Mary did just that with Jesus. She gave birth to a baby but “what she ultimately gave the world was the adult Christ.” Orthodox Christians often call Mary the theotokos, Mother of God. Mary the human mother gave birth to God. This is why I love Christianity, which embraces the magical super-naturality of it all rather than insisting on rationality.

Then Fr. Rolheiser turns the lens just a bit and shows me how I too give birth to God:

God never dynamites into our lives with a force so powerful that we can’t resist. God always enters the world in the same way that Jesus did on the first Christmas. God is gestated in a womb and appears as a helpless infant that has to be picked up, nurtured, and coaxed into adulthood. The presence of God in our world, at least within the dynamics of the incarnation, depends upon a certain human consent and cooperation.

 Author Annie Dillard once suggested that we always find God in our lives as Jesus was found in Bethlehem on Christmas, a helpless infant in the straw who must be picked up and nurtured into adulthood: “God’s works are as good as we make them. That God is helpless, our baby to bear, self-abandoned on the doorstep of time, wondered at by cattle and oxen.”

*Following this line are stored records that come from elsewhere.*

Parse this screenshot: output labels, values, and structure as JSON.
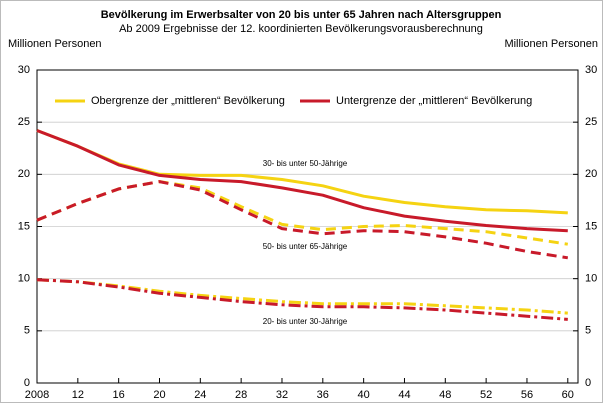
{
  "chart_data": {
    "type": "line",
    "title": "Bevölkerung im Erwerbsalter von 20 bis unter 65 Jahren nach Altersgruppen",
    "subtitle": "Ab 2009 Ergebnisse der 12. koordinierten Bevölkerungsvorausberechnung",
    "y_label": "Millionen Personen",
    "y2_label": "Millionen Personen",
    "legend": [
      {
        "name": "Obergrenze der „mittleren“ Bevölkerung",
        "color": "#f5d312"
      },
      {
        "name": "Untergrenze der „mittleren“ Bevölkerung",
        "color": "#c81a2a"
      }
    ],
    "x": [
      2008,
      2012,
      2016,
      2020,
      2024,
      2028,
      2032,
      2036,
      2040,
      2044,
      2048,
      2052,
      2056,
      2060
    ],
    "groups": [
      {
        "label": "30- bis unter 50-Jährige",
        "dash": "none",
        "upper": [
          24.2,
          22.7,
          21.0,
          20.0,
          19.9,
          19.9,
          19.5,
          18.9,
          17.9,
          17.3,
          16.9,
          16.6,
          16.5,
          16.3
        ],
        "lower": [
          24.2,
          22.7,
          20.9,
          19.9,
          19.5,
          19.3,
          18.7,
          18.0,
          16.8,
          16.0,
          15.5,
          15.1,
          14.8,
          14.6
        ]
      },
      {
        "label": "50- bis unter 65-Jährige",
        "dash": "10,6",
        "upper": [
          15.6,
          17.2,
          18.6,
          19.3,
          18.7,
          16.9,
          15.2,
          14.7,
          15.0,
          15.1,
          14.8,
          14.5,
          13.9,
          13.3
        ],
        "lower": [
          15.6,
          17.2,
          18.6,
          19.3,
          18.5,
          16.6,
          14.8,
          14.3,
          14.6,
          14.5,
          14.0,
          13.4,
          12.6,
          12.0
        ]
      },
      {
        "label": "20- bis unter 30-Jährige",
        "dash": "12,4,3,4",
        "upper": [
          9.9,
          9.7,
          9.3,
          8.8,
          8.4,
          8.1,
          7.8,
          7.6,
          7.6,
          7.6,
          7.4,
          7.2,
          7.0,
          6.7
        ],
        "lower": [
          9.9,
          9.7,
          9.2,
          8.6,
          8.2,
          7.8,
          7.5,
          7.3,
          7.3,
          7.2,
          7.0,
          6.7,
          6.4,
          6.1
        ]
      }
    ],
    "xlim": [
      2008,
      2061
    ],
    "xticks": [
      2008,
      {
        "value": 2012,
        "label": "12"
      },
      {
        "value": 2016,
        "label": "16"
      },
      {
        "value": 2020,
        "label": "20"
      },
      {
        "value": 2024,
        "label": "24"
      },
      {
        "value": 2028,
        "label": "28"
      },
      {
        "value": 2032,
        "label": "32"
      },
      {
        "value": 2036,
        "label": "36"
      },
      {
        "value": 2040,
        "label": "40"
      },
      {
        "value": 2044,
        "label": "44"
      },
      {
        "value": 2048,
        "label": "48"
      },
      {
        "value": 2052,
        "label": "52"
      },
      {
        "value": 2056,
        "label": "56"
      },
      {
        "value": 2060,
        "label": "60"
      }
    ],
    "ylim": [
      0,
      30
    ],
    "yticks": [
      0,
      5,
      10,
      15,
      20,
      25,
      30
    ],
    "y2lim": [
      0,
      30
    ],
    "y2ticks": [
      0,
      5,
      10,
      15,
      20,
      25,
      30
    ],
    "grid": true
  }
}
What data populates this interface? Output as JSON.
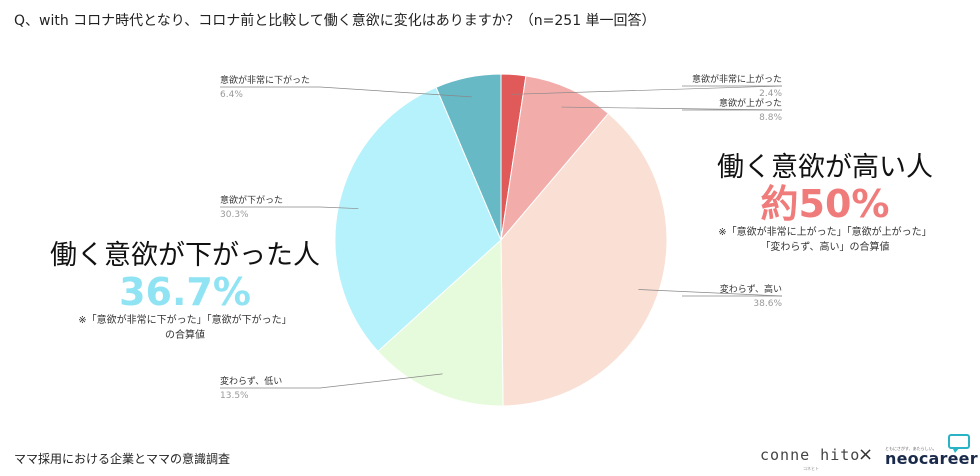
{
  "question": "Q、with コロナ時代となり、コロナ前と比較して働く意欲に変化はありますか？（n=251 単一回答）",
  "chart_data": {
    "type": "pie",
    "title": "Q、with コロナ時代となり、コロナ前と比較して働く意欲に変化はありますか？（n=251 単一回答）",
    "slices": [
      {
        "name": "意欲が非常に上がった",
        "value": 2.4,
        "label": "2.4%",
        "color": "#e05a5a"
      },
      {
        "name": "意欲が上がった",
        "value": 8.8,
        "label": "8.8%",
        "color": "#f2adab"
      },
      {
        "name": "変わらず、高い",
        "value": 38.6,
        "label": "38.6%",
        "color": "#f9dfd4"
      },
      {
        "name": "変わらず、低い",
        "value": 13.5,
        "label": "13.5%",
        "color": "#e6fbdc"
      },
      {
        "name": "意欲が下がった",
        "value": 30.3,
        "label": "30.3%",
        "color": "#b6f2fb"
      },
      {
        "name": "意欲が非常に下がった",
        "value": 6.4,
        "label": "6.4%",
        "color": "#67b9c6"
      }
    ]
  },
  "callouts": {
    "high": {
      "heading": "働く意欲が高い人",
      "percent": "約50%",
      "note_line1": "※「意欲が非常に上がった」「意欲が上がった」",
      "note_line2": "「変わらず、高い」の合算値",
      "color": "#f07b7b"
    },
    "low": {
      "heading": "働く意欲が下がった人",
      "percent": "36.7%",
      "note_line1": "※「意欲が非常に下がった」「意欲が下がった」",
      "note_line2": "の合算値",
      "color": "#8fe3f3"
    }
  },
  "footer": {
    "survey": "ママ採用における企業とママの意識調査",
    "brand1": "conne hito",
    "brand1_sub": "コネヒト",
    "cross": "×",
    "brand2": "neocareer",
    "brand2_sub": "ともにさがす、あたらしい。"
  }
}
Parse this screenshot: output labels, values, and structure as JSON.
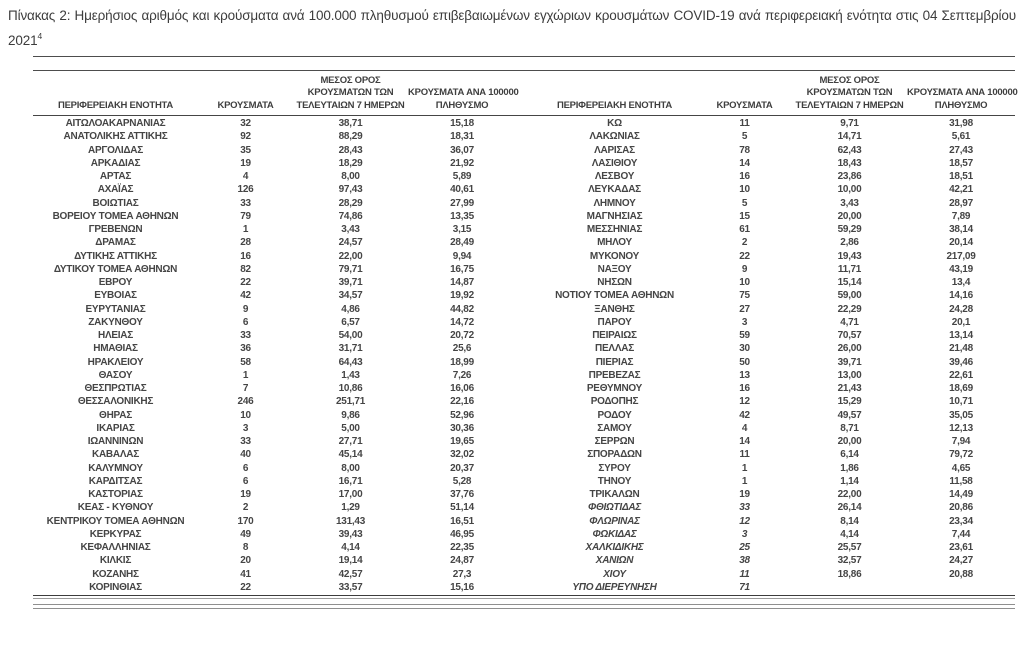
{
  "title": {
    "text": "Πίνακας 2:  Ημερήσιος αριθμός και κρούσματα ανά 100.000 πληθυσμού επιβεβαιωμένων εγχώριων κρουσμάτων COVID-19 ανά περιφερειακή ενότητα στις 04 Σεπτεμβρίου 2021",
    "footnote_marker": "4"
  },
  "table": {
    "headers": {
      "region": "ΠΕΡΙΦΕΡΕΙΑΚΗ ΕΝΟΤΗΤΑ",
      "cases": "ΚΡΟΥΣΜΑΤΑ",
      "avg7_lines": [
        "ΜΕΣΟΣ ΟΡΟΣ",
        "ΚΡΟΥΣΜΑΤΩΝ ΤΩΝ",
        "ΤΕΛΕΥΤΑΙΩΝ 7 ΗΜΕΡΩΝ"
      ],
      "per100k_lines": [
        "ΚΡΟΥΣΜΑΤΑ ΑΝΑ 100000",
        "ΠΛΗΘΥΣΜΟ"
      ]
    },
    "left_rows": [
      [
        "ΑΙΤΩΛΟΑΚΑΡΝΑΝΙΑΣ",
        "32",
        "38,71",
        "15,18"
      ],
      [
        "ΑΝΑΤΟΛΙΚΗΣ ΑΤΤΙΚΗΣ",
        "92",
        "88,29",
        "18,31"
      ],
      [
        "ΑΡΓΟΛΙΔΑΣ",
        "35",
        "28,43",
        "36,07"
      ],
      [
        "ΑΡΚΑΔΙΑΣ",
        "19",
        "18,29",
        "21,92"
      ],
      [
        "ΑΡΤΑΣ",
        "4",
        "8,00",
        "5,89"
      ],
      [
        "ΑΧΑΪΑΣ",
        "126",
        "97,43",
        "40,61"
      ],
      [
        "ΒΟΙΩΤΙΑΣ",
        "33",
        "28,29",
        "27,99"
      ],
      [
        "ΒΟΡΕΙΟΥ ΤΟΜΕΑ ΑΘΗΝΩΝ",
        "79",
        "74,86",
        "13,35"
      ],
      [
        "ΓΡΕΒΕΝΩΝ",
        "1",
        "3,43",
        "3,15"
      ],
      [
        "ΔΡΑΜΑΣ",
        "28",
        "24,57",
        "28,49"
      ],
      [
        "ΔΥΤΙΚΗΣ ΑΤΤΙΚΗΣ",
        "16",
        "22,00",
        "9,94"
      ],
      [
        "ΔΥΤΙΚΟΥ ΤΟΜΕΑ ΑΘΗΝΩΝ",
        "82",
        "79,71",
        "16,75"
      ],
      [
        "ΕΒΡΟΥ",
        "22",
        "39,71",
        "14,87"
      ],
      [
        "ΕΥΒΟΙΑΣ",
        "42",
        "34,57",
        "19,92"
      ],
      [
        "ΕΥΡΥΤΑΝΙΑΣ",
        "9",
        "4,86",
        "44,82"
      ],
      [
        "ΖΑΚΥΝΘΟΥ",
        "6",
        "6,57",
        "14,72"
      ],
      [
        "ΗΛΕΙΑΣ",
        "33",
        "54,00",
        "20,72"
      ],
      [
        "ΗΜΑΘΙΑΣ",
        "36",
        "31,71",
        "25,6"
      ],
      [
        "ΗΡΑΚΛΕΙΟΥ",
        "58",
        "64,43",
        "18,99"
      ],
      [
        "ΘΑΣΟΥ",
        "1",
        "1,43",
        "7,26"
      ],
      [
        "ΘΕΣΠΡΩΤΙΑΣ",
        "7",
        "10,86",
        "16,06"
      ],
      [
        "ΘΕΣΣΑΛΟΝΙΚΗΣ",
        "246",
        "251,71",
        "22,16"
      ],
      [
        "ΘΗΡΑΣ",
        "10",
        "9,86",
        "52,96"
      ],
      [
        "ΙΚΑΡΙΑΣ",
        "3",
        "5,00",
        "30,36"
      ],
      [
        "ΙΩΑΝΝΙΝΩΝ",
        "33",
        "27,71",
        "19,65"
      ],
      [
        "ΚΑΒΑΛΑΣ",
        "40",
        "45,14",
        "32,02"
      ],
      [
        "ΚΑΛΥΜΝΟΥ",
        "6",
        "8,00",
        "20,37"
      ],
      [
        "ΚΑΡΔΙΤΣΑΣ",
        "6",
        "16,71",
        "5,28"
      ],
      [
        "ΚΑΣΤΟΡΙΑΣ",
        "19",
        "17,00",
        "37,76"
      ],
      [
        "ΚΕΑΣ - ΚΥΘΝΟΥ",
        "2",
        "1,29",
        "51,14"
      ],
      [
        "ΚΕΝΤΡΙΚΟΥ ΤΟΜΕΑ ΑΘΗΝΩΝ",
        "170",
        "131,43",
        "16,51"
      ],
      [
        "ΚΕΡΚΥΡΑΣ",
        "49",
        "39,43",
        "46,95"
      ],
      [
        "ΚΕΦΑΛΛΗΝΙΑΣ",
        "8",
        "4,14",
        "22,35"
      ],
      [
        "ΚΙΛΚΙΣ",
        "20",
        "19,14",
        "24,87"
      ],
      [
        "ΚΟΖΑΝΗΣ",
        "41",
        "42,57",
        "27,3"
      ],
      [
        "ΚΟΡΙΝΘΙΑΣ",
        "22",
        "33,57",
        "15,16"
      ]
    ],
    "right_rows": [
      [
        "ΚΩ",
        "11",
        "9,71",
        "31,98"
      ],
      [
        "ΛΑΚΩΝΙΑΣ",
        "5",
        "14,71",
        "5,61"
      ],
      [
        "ΛΑΡΙΣΑΣ",
        "78",
        "62,43",
        "27,43"
      ],
      [
        "ΛΑΣΙΘΙΟΥ",
        "14",
        "18,43",
        "18,57"
      ],
      [
        "ΛΕΣΒΟΥ",
        "16",
        "23,86",
        "18,51"
      ],
      [
        "ΛΕΥΚΑΔΑΣ",
        "10",
        "10,00",
        "42,21"
      ],
      [
        "ΛΗΜΝΟΥ",
        "5",
        "3,43",
        "28,97"
      ],
      [
        "ΜΑΓΝΗΣΙΑΣ",
        "15",
        "20,00",
        "7,89"
      ],
      [
        "ΜΕΣΣΗΝΙΑΣ",
        "61",
        "59,29",
        "38,14"
      ],
      [
        "ΜΗΛΟΥ",
        "2",
        "2,86",
        "20,14"
      ],
      [
        "ΜΥΚΟΝΟΥ",
        "22",
        "19,43",
        "217,09"
      ],
      [
        "ΝΑΞΟΥ",
        "9",
        "11,71",
        "43,19"
      ],
      [
        "ΝΗΣΩΝ",
        "10",
        "15,14",
        "13,4"
      ],
      [
        "ΝΟΤΙΟΥ ΤΟΜΕΑ ΑΘΗΝΩΝ",
        "75",
        "59,00",
        "14,16"
      ],
      [
        "ΞΑΝΘΗΣ",
        "27",
        "22,29",
        "24,28"
      ],
      [
        "ΠΑΡΟΥ",
        "3",
        "4,71",
        "20,1"
      ],
      [
        "ΠΕΙΡΑΙΩΣ",
        "59",
        "70,57",
        "13,14"
      ],
      [
        "ΠΕΛΛΑΣ",
        "30",
        "26,00",
        "21,48"
      ],
      [
        "ΠΙΕΡΙΑΣ",
        "50",
        "39,71",
        "39,46"
      ],
      [
        "ΠΡΕΒΕΖΑΣ",
        "13",
        "13,00",
        "22,61"
      ],
      [
        "ΡΕΘΥΜΝΟΥ",
        "16",
        "21,43",
        "18,69"
      ],
      [
        "ΡΟΔΟΠΗΣ",
        "12",
        "15,29",
        "10,71"
      ],
      [
        "ΡΟΔΟΥ",
        "42",
        "49,57",
        "35,05"
      ],
      [
        "ΣΑΜΟΥ",
        "4",
        "8,71",
        "12,13"
      ],
      [
        "ΣΕΡΡΩΝ",
        "14",
        "20,00",
        "7,94"
      ],
      [
        "ΣΠΟΡΑΔΩΝ",
        "11",
        "6,14",
        "79,72"
      ],
      [
        "ΣΥΡΟΥ",
        "1",
        "1,86",
        "4,65"
      ],
      [
        "ΤΗΝΟΥ",
        "1",
        "1,14",
        "11,58"
      ],
      [
        "ΤΡΙΚΑΛΩΝ",
        "19",
        "22,00",
        "14,49"
      ],
      [
        "ΦΘΙΩΤΙΔΑΣ",
        "33",
        "26,14",
        "20,86"
      ],
      [
        "ΦΛΩΡΙΝΑΣ",
        "12",
        "8,14",
        "23,34"
      ],
      [
        "ΦΩΚΙΔΑΣ",
        "3",
        "4,14",
        "7,44"
      ],
      [
        "ΧΑΛΚΙΔΙΚΗΣ",
        "25",
        "25,57",
        "23,61"
      ],
      [
        "ΧΑΝΙΩΝ",
        "38",
        "32,57",
        "24,27"
      ],
      [
        "ΧΙΟΥ",
        "11",
        "18,86",
        "20,88"
      ],
      [
        "ΥΠΟ ΔΙΕΡΕΥΝΗΣΗ",
        "71",
        "",
        ""
      ]
    ],
    "right_rows_emphasis_indices": [
      29,
      30,
      31,
      32,
      33,
      34,
      35
    ]
  }
}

This infanthood of God is evident in my life. Often I feel guilty that I pay little attention to God, in my prayers, thoughts, and interactions with people. I myself need to be nursed, cajoled, taught and nurtured into becoming a capable adult in the family of God.

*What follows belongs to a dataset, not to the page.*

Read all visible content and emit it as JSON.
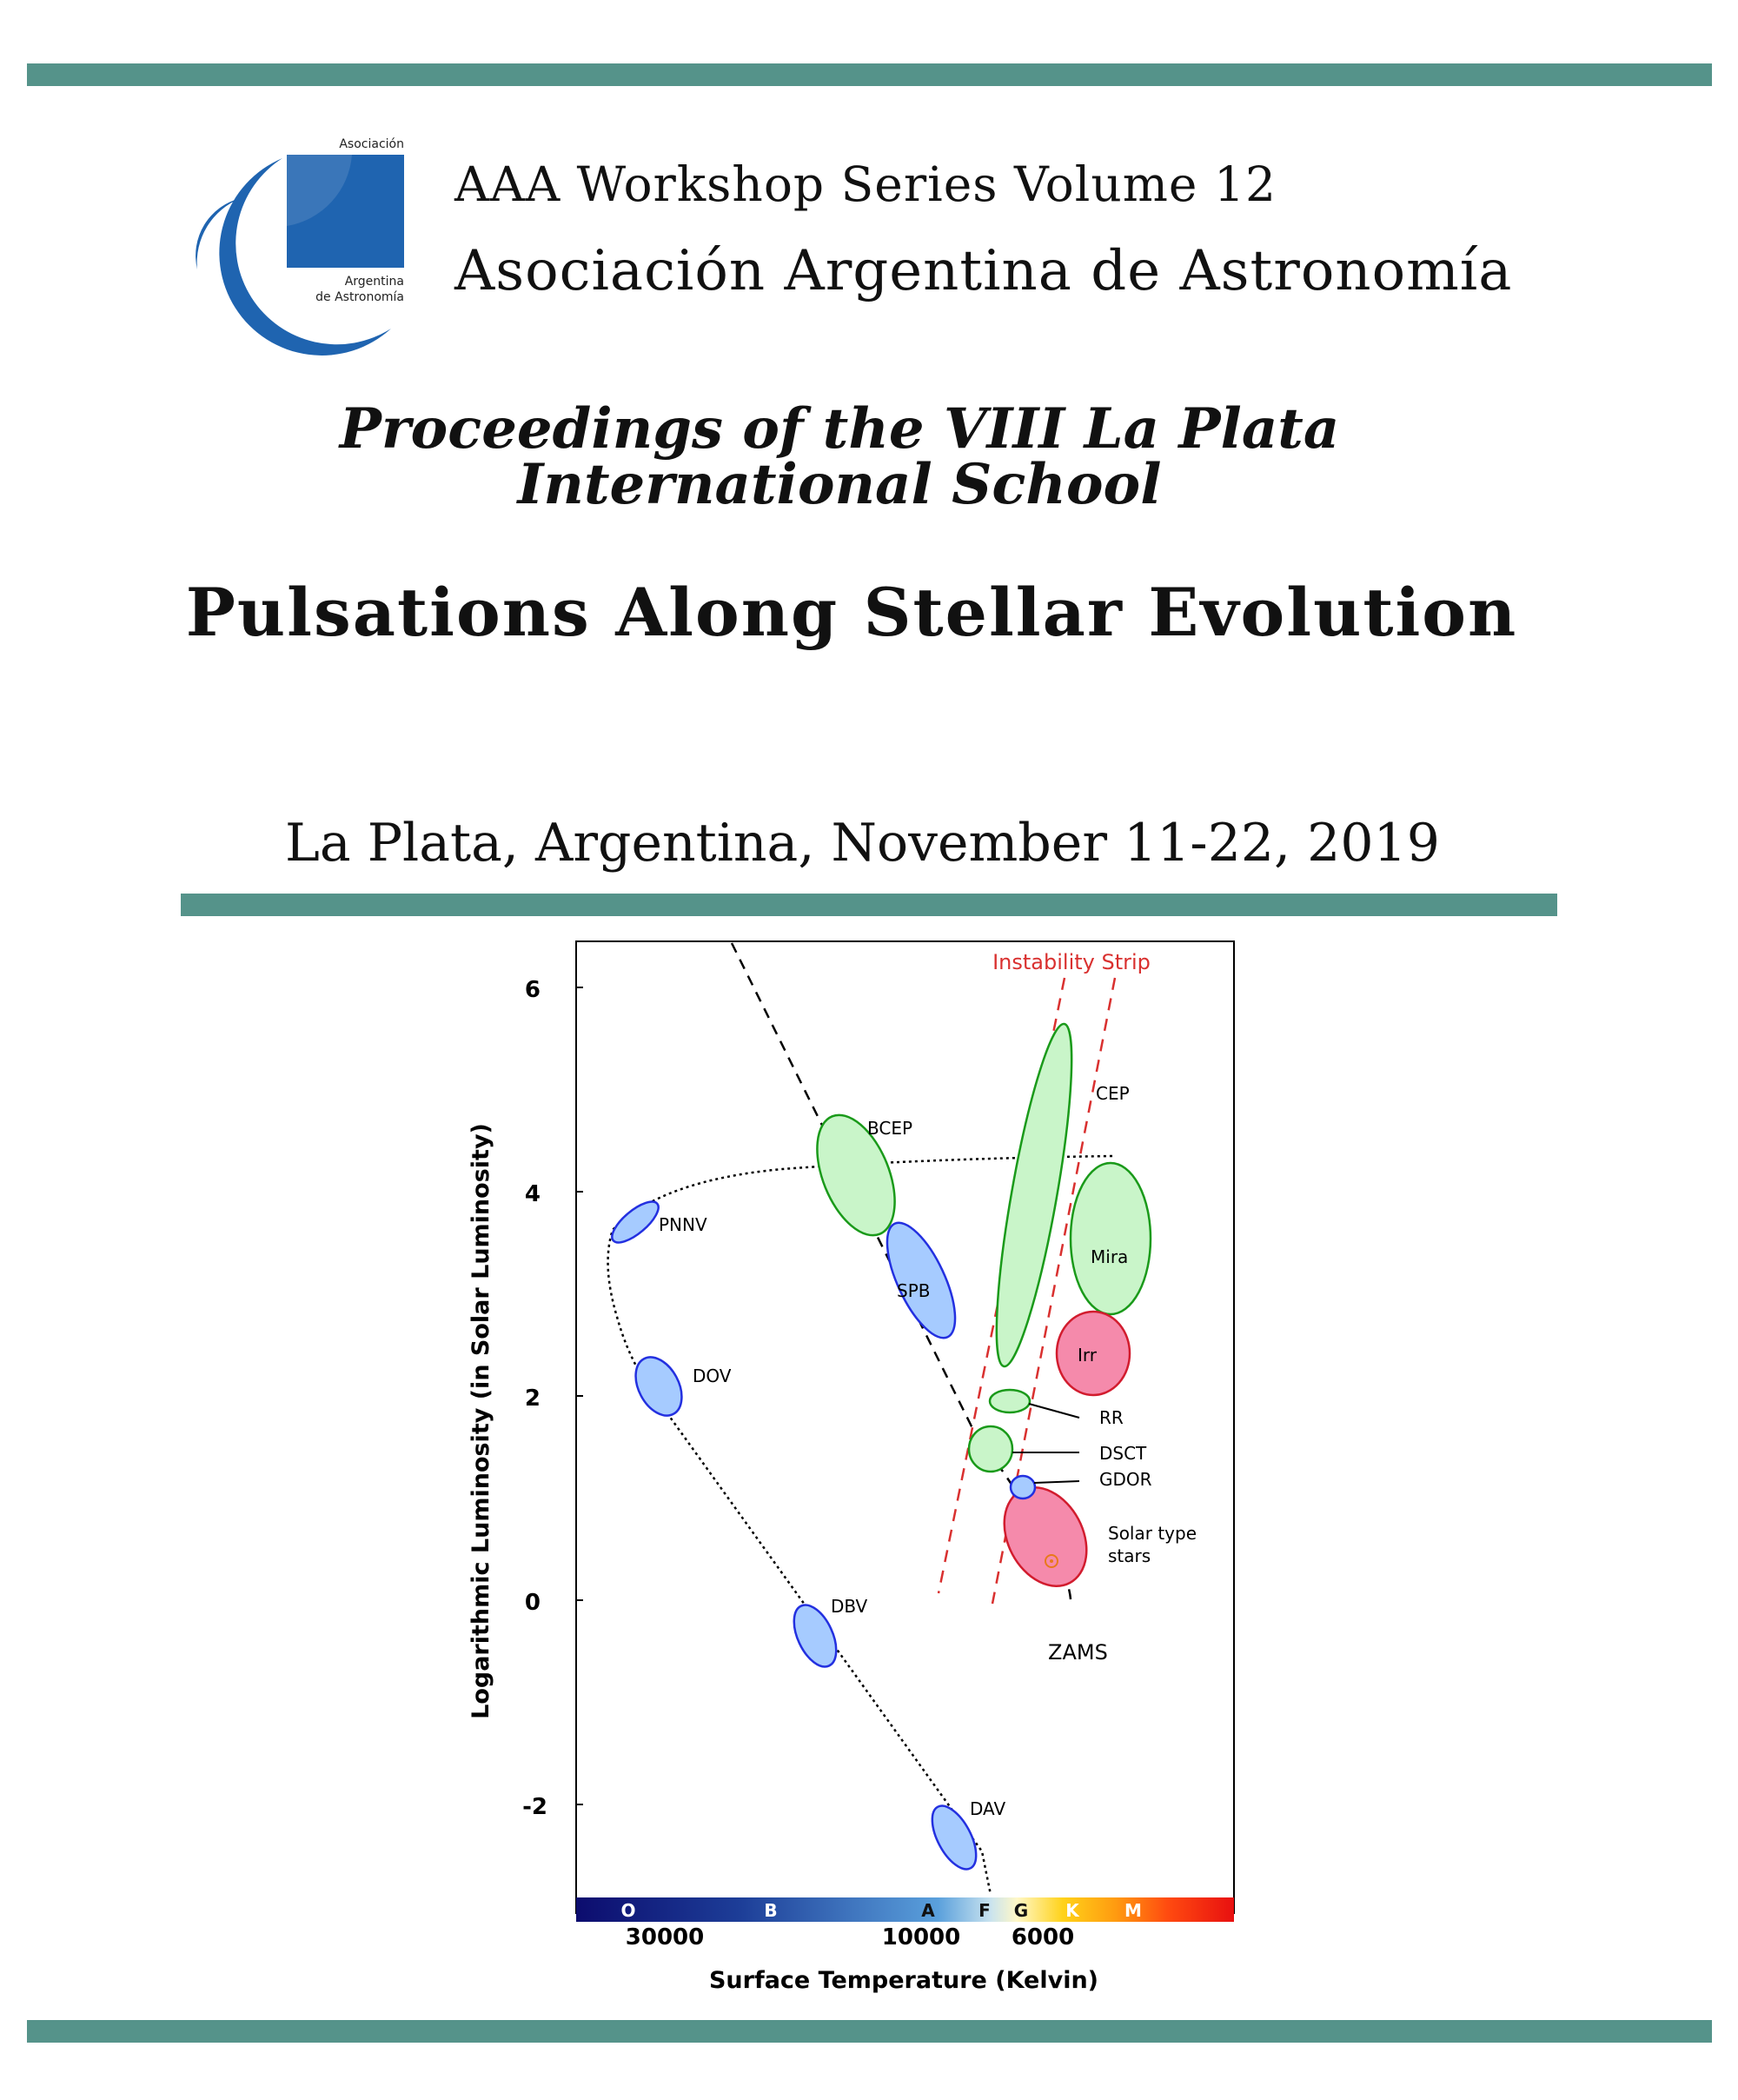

But then I remember my vision of being with Jesus at the village well. It was as a child I felt his love most deeply, as I sat against the warm stones of the well, put my arms around Jesus’ legs, and felt his hand on my head, blessing me without words.

It must be a mutual cajoling – I discover more about God as I learn about myself. And when as an adult I reach out to others and love them – with food, money, words, prayers, time – perhaps it’s then I feel God growing up inside of me.

Rolheiser loves this stuff, and always has. He spent years studying the classical proofs of God and wrote his doctoral thesis on the topic. In the end he concludes that “proof” is not possible. Experiencing the birth of God within us is a more beautiful and truer way to understand how we come to believe in God. Fr. Ron says simply about Mary, and about us, and about Christmas:

Mary gave birth to the baby named Jesus, but what she ultimately gave the world was the adult, Christ. Like all mothers she had to spend years nursing, cajoling, teaching, and nurturing an infant into adulthood. What Mary did each of us too is called upon to do, namely, give birth to God in our lives. Christmas is for marveling at what once took place, but it’s also for imitation, for continuing to give God flesh in the world.

This giving God skin, so beautiful, is not our duty, is never just our job. This is our joy and our desiring.

What we have seen and heard we proclaim now to you, so that you too may have fellowship with us, with the Father and with his Son. We write this so that our joy may be complete.